(Reuters) - American International Group Inc had warned of turmoil around the globe if the government allowed the insurer to fail when it appealed to U.S. regulators for its latest rescue, Bloomberg said citing an AIG presentation dated February 26.
AIG needed immediate help from the Federal Reserve and Treasury to prevent a “catastrophic” collapse that would be worse for markets than the demise of Lehman Brothers Holdings Inc, according to the 21-page draft AIG presentation circulated among federal and state regulators, the agency reported.
“What happens to AIG has the potential to trigger a cascading set of further failures which cannot be stopped except by extraordinary means,” the agency quoted the presentation.
AIG warned its failure could cripple money-market funds, force European banks to raise capital, cause competing life insurers to fail and wipe out the taxpayers’ stake in the firm, the agency said.

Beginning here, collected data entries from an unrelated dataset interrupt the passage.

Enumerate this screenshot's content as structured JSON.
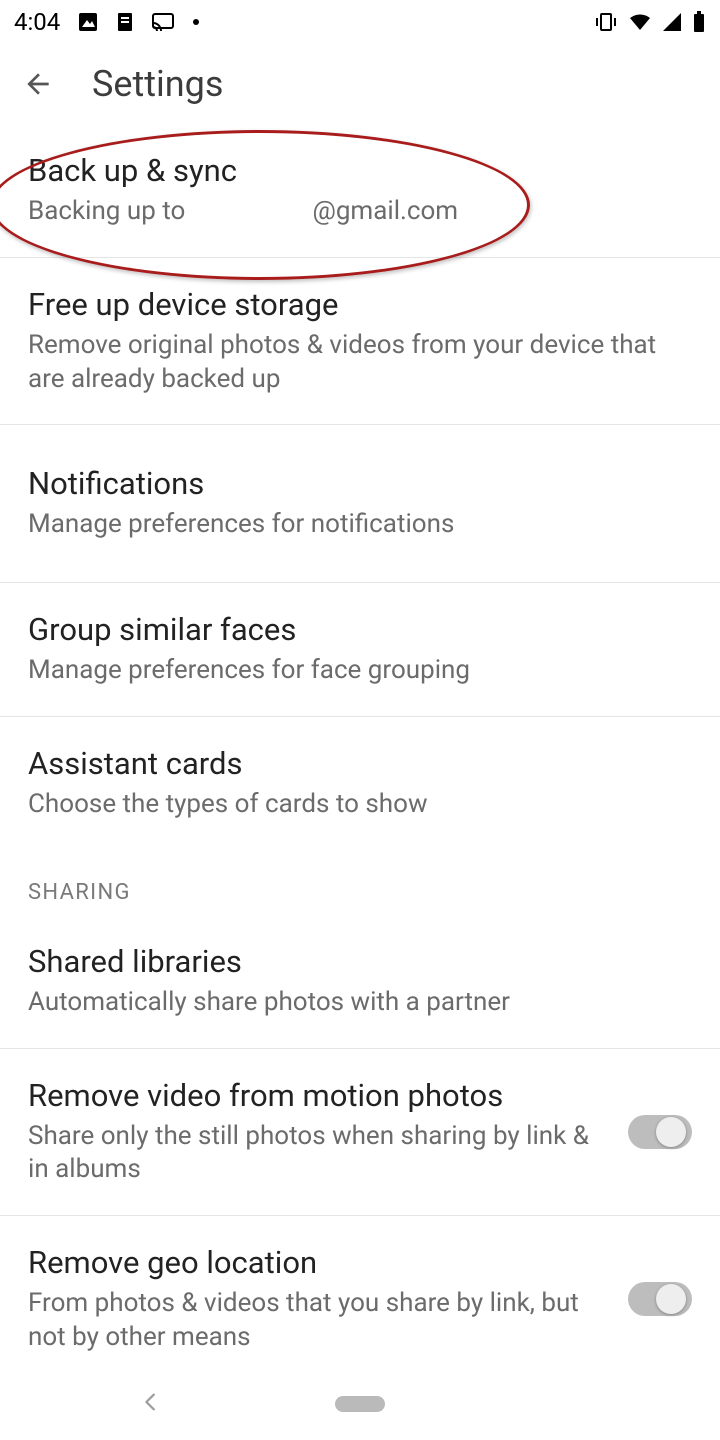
{
  "status": {
    "time": "4:04"
  },
  "header": {
    "title": "Settings"
  },
  "items": [
    {
      "title": "Back up & sync",
      "sub": "Backing up to ⠀⠀⠀⠀⠀⠀  @gmail.com"
    },
    {
      "title": "Free up device storage",
      "sub": "Remove original photos & videos from your device that are already backed up"
    },
    {
      "title": "Notifications",
      "sub": "Manage preferences for notifications"
    },
    {
      "title": "Group similar faces",
      "sub": "Manage preferences for face grouping"
    },
    {
      "title": "Assistant cards",
      "sub": "Choose the types of cards to show"
    }
  ],
  "section_sharing": "SHARING",
  "sharing_items": [
    {
      "title": "Shared libraries",
      "sub": "Automatically share photos with a partner"
    },
    {
      "title": "Remove video from motion photos",
      "sub": "Share only the still photos when sharing by link & in albums",
      "toggle": false
    },
    {
      "title": "Remove geo location",
      "sub": "From photos & videos that you share by link, but not by other means",
      "toggle": false
    }
  ]
}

The presentation said without more U.S. help, investment losses would mean “AIG will not be able to repay its obligations” and that cash previously provided by the U.S., which controls a 79.9 percent stake in the insurer, could be lost, it added.
AIG could not be immediately reached by Reuters for comment.
The Federal Reserve first rescued AIG in September with an $85 billion credit line after losses from toxic investments and collateral demands from banks left AIG facing bankruptcy.
Late last year, the rescue packaged was increased to $150 billion. The bailout was overhauled again last week to offer the insurer an additional $30 billion in equity.